Although correlational evidence can never establish cause, such
evidence can support a principled argument that one characteristic
such as “spanking” is a plausible causal component in
producing another characteristic such as aggression, with which
it is correlated, provided that at least four conditions are all
met: 1) the phenomenon corresponding to “spanking” must
be bracketed to exclude very severe levels of physical punishment;
otherwise the correlation will merely reflect abusive levels, 2)
temporality must be established by controlling for the baseline
“outcome” variable in a prospective longitudinal design,
3) plausible rival methodological and substantive hypotheses must
be rigorously tested by statistically controlling for plausible
“third” variables, 4) reliable and valid measures of
putative dependent, independent and third variables must be employed.
In addition, ancillary desirable conditions include an effect size
sufficient to rule out the alternative hypothesis that the association
is due to a weak unmeasured confounder, and consistency in most
contexts and populations.
Unfortunately most correlational studies, even when longitudinal,
do not meet these criteria. For example, Gershoff’s meta-analysis
which inferred a causal relation between physical discipline and
various negative outcomes, did not meet these criteria well; yet
social policy implications were quickly and widely drawn.

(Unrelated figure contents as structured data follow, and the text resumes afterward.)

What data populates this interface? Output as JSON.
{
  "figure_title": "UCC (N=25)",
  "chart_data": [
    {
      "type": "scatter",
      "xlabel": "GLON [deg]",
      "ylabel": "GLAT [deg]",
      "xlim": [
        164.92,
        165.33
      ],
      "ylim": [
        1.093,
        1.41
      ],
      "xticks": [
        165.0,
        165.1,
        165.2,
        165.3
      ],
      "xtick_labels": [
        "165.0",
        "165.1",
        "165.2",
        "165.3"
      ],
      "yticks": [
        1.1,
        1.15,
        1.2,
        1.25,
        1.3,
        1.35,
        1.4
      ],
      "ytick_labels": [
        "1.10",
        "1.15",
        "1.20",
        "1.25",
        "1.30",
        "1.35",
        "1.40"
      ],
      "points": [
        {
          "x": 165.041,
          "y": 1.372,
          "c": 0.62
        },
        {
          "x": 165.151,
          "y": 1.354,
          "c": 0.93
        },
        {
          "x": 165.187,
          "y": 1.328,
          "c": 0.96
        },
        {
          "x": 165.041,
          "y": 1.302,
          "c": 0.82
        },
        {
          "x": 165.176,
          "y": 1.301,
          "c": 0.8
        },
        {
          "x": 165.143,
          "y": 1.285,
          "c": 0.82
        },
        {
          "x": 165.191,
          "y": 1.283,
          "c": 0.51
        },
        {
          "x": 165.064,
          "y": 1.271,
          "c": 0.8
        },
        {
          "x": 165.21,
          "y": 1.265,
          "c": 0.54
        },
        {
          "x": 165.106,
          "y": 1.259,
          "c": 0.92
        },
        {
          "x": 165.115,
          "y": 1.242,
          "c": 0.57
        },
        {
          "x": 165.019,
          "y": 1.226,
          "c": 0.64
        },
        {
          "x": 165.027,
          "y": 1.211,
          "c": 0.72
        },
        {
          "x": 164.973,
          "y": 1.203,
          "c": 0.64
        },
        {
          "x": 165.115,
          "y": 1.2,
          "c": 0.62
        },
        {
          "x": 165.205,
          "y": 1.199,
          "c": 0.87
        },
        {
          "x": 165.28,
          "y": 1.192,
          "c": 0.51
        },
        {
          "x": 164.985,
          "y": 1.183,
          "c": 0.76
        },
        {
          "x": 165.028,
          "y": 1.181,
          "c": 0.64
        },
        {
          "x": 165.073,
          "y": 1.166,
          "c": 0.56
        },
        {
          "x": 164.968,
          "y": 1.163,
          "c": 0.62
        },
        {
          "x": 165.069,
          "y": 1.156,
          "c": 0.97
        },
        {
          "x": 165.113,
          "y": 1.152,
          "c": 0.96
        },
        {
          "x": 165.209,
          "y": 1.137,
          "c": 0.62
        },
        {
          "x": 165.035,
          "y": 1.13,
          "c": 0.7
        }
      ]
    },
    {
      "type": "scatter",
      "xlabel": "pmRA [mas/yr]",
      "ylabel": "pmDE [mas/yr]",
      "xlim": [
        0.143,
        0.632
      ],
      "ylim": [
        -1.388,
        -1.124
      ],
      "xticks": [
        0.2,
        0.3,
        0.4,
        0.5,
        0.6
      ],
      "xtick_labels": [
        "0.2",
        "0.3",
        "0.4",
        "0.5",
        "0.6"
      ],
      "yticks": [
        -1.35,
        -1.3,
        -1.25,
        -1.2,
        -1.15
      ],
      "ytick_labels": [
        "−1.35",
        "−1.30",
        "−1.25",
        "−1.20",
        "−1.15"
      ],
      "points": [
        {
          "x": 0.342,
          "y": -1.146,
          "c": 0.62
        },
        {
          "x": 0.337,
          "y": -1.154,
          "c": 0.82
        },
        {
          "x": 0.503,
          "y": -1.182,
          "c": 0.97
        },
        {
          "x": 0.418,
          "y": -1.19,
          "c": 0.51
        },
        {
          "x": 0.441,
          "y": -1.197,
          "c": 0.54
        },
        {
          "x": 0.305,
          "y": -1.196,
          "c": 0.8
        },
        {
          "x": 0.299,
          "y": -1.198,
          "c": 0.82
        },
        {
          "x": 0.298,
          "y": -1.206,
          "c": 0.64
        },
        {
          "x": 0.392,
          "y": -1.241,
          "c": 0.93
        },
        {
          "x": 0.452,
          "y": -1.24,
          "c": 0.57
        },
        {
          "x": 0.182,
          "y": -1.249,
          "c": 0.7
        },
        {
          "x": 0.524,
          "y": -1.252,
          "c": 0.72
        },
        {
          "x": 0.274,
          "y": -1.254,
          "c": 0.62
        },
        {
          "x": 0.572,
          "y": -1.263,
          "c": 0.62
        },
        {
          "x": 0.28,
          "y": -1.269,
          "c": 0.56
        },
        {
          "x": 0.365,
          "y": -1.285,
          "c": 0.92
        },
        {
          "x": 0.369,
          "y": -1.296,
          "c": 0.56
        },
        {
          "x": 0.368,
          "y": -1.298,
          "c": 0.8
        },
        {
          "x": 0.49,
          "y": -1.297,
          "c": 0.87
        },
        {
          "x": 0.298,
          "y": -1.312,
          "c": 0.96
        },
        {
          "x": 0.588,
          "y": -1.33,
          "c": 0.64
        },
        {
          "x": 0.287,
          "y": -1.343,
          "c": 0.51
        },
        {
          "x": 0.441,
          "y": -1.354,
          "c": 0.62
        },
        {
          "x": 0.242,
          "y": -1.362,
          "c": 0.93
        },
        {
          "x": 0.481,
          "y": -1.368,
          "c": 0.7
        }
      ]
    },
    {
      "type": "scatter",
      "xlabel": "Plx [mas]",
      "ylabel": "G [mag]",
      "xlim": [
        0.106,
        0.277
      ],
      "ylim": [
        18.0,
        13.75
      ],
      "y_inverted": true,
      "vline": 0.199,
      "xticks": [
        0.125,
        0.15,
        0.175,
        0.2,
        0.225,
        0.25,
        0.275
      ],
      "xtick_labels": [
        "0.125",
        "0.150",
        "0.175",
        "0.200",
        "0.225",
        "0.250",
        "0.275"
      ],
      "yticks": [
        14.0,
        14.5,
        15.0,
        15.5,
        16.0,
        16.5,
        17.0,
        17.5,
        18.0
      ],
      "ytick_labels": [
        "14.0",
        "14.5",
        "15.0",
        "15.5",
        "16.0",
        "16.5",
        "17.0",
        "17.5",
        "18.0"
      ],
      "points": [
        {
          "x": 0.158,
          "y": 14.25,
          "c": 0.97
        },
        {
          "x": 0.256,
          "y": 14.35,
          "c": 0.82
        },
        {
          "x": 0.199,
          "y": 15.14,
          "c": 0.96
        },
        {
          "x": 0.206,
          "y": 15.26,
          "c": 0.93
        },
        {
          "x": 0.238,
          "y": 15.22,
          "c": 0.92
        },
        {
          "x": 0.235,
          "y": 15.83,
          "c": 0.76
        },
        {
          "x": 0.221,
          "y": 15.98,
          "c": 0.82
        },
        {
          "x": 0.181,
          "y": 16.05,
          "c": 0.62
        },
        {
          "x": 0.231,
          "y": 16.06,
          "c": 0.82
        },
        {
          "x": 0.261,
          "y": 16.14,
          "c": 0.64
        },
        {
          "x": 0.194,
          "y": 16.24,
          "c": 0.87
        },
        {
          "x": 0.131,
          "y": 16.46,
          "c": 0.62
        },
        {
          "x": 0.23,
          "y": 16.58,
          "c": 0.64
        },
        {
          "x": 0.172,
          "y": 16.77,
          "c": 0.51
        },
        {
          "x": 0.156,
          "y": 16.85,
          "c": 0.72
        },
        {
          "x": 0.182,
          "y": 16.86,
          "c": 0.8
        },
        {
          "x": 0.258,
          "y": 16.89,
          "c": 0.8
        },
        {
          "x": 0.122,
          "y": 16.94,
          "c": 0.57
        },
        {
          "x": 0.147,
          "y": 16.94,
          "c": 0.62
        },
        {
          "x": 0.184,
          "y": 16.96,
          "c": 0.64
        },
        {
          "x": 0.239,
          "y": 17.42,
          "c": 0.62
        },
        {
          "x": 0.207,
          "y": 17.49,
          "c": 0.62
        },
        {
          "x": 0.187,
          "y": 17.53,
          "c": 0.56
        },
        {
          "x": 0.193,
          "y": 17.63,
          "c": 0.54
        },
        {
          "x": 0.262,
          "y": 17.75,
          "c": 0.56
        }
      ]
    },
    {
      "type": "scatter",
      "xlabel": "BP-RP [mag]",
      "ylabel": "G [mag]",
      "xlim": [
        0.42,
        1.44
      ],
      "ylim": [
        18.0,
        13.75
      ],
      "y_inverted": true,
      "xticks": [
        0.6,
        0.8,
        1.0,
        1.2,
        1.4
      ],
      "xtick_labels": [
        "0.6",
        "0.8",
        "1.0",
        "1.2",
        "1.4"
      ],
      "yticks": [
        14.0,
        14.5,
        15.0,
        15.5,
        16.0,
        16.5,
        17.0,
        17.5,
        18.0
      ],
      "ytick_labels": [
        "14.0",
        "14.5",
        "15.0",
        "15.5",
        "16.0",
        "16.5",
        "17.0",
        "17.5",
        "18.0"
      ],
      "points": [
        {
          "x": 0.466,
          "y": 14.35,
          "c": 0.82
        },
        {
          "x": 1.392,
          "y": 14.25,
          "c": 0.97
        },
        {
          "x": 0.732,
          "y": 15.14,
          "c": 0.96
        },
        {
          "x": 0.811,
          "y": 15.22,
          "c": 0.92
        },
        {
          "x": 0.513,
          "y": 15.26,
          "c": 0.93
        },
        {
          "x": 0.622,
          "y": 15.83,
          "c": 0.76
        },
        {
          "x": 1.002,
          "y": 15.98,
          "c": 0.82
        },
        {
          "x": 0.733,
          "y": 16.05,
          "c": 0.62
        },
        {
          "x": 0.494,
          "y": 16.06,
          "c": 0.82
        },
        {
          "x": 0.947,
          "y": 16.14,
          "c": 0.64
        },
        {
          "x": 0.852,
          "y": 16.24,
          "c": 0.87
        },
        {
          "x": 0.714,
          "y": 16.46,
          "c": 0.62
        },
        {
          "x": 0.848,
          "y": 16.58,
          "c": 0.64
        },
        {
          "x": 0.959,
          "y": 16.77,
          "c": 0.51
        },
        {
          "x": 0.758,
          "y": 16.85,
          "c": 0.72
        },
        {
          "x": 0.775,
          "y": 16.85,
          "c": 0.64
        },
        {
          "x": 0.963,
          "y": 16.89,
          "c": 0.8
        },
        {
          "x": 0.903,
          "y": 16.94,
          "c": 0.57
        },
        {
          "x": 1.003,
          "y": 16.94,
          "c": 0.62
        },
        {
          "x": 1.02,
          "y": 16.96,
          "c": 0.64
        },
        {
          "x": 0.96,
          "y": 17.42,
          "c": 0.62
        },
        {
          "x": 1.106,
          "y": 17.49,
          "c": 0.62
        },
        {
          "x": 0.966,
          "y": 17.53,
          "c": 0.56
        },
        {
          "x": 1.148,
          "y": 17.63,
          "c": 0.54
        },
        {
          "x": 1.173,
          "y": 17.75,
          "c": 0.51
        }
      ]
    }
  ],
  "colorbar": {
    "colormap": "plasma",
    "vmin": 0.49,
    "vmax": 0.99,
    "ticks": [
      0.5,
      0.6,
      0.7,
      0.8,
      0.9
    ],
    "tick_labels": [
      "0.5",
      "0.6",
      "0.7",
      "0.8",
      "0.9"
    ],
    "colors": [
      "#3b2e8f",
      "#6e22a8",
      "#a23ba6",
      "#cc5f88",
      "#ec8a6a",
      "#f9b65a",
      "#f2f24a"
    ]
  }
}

In order to more adequately test whether there exists evidence to
support a principled argument that physical discipline causes the
child attributes with which it is linked, Baumrind and Owens, using
archival data from Baumrind’s Family Socialization and Developmental
Competence longitudinal program of research conducted a study of
children ages 4, 9 and 14 years, and their parents (based on 50
hours of observation and interviews) which met all the requisite
and desirable criteria previously summarized. For example, parents
who used physical punishment abusively (“red zone” families)
were separated from those whose use was normative in frequency and
intensity; a measure of initial child misbehavior was partialed
out; a plausible third variable, namely a reliable measures of consistent,
responsive discipline was covaried out; and reliable and valid measures
of parent and child measures obtained from independent sources were
employed. Before the “red zone” families were removed
the results looked similar to those of Gershoff. However, once these
very high risk families were removed and plausible third variables
covaried out correlations were close to zero. Furthermore, the link
between a measure of verbal discipline was at least as large as
that of physical discipline and in addition physical discipline
added no significant variance to that of the parent typology.
In sum, there was no evidence to support inferences from the correlational
studies in Gershoff’s meta-analysis to suggest that mild to
moderate spanking is associated with negative outcomes. Our research
illustrates the importance of testing plausible rival hypotheses
and keeping a very good longitudinal data set such that potentially
relevant third variables pertaining to alternative hypotheses can
be entered into statistical models first, and intervention selection
biases can be ruled out (e.g., spanking may be a “marker”
for other negative relational factors—not the “cause”
of negative outcomes). Our research also highlights the importance
of having reliable and valid measures of dependent, independent,
and third variables—so that it may be possible to statistically
control for these in prospective designs.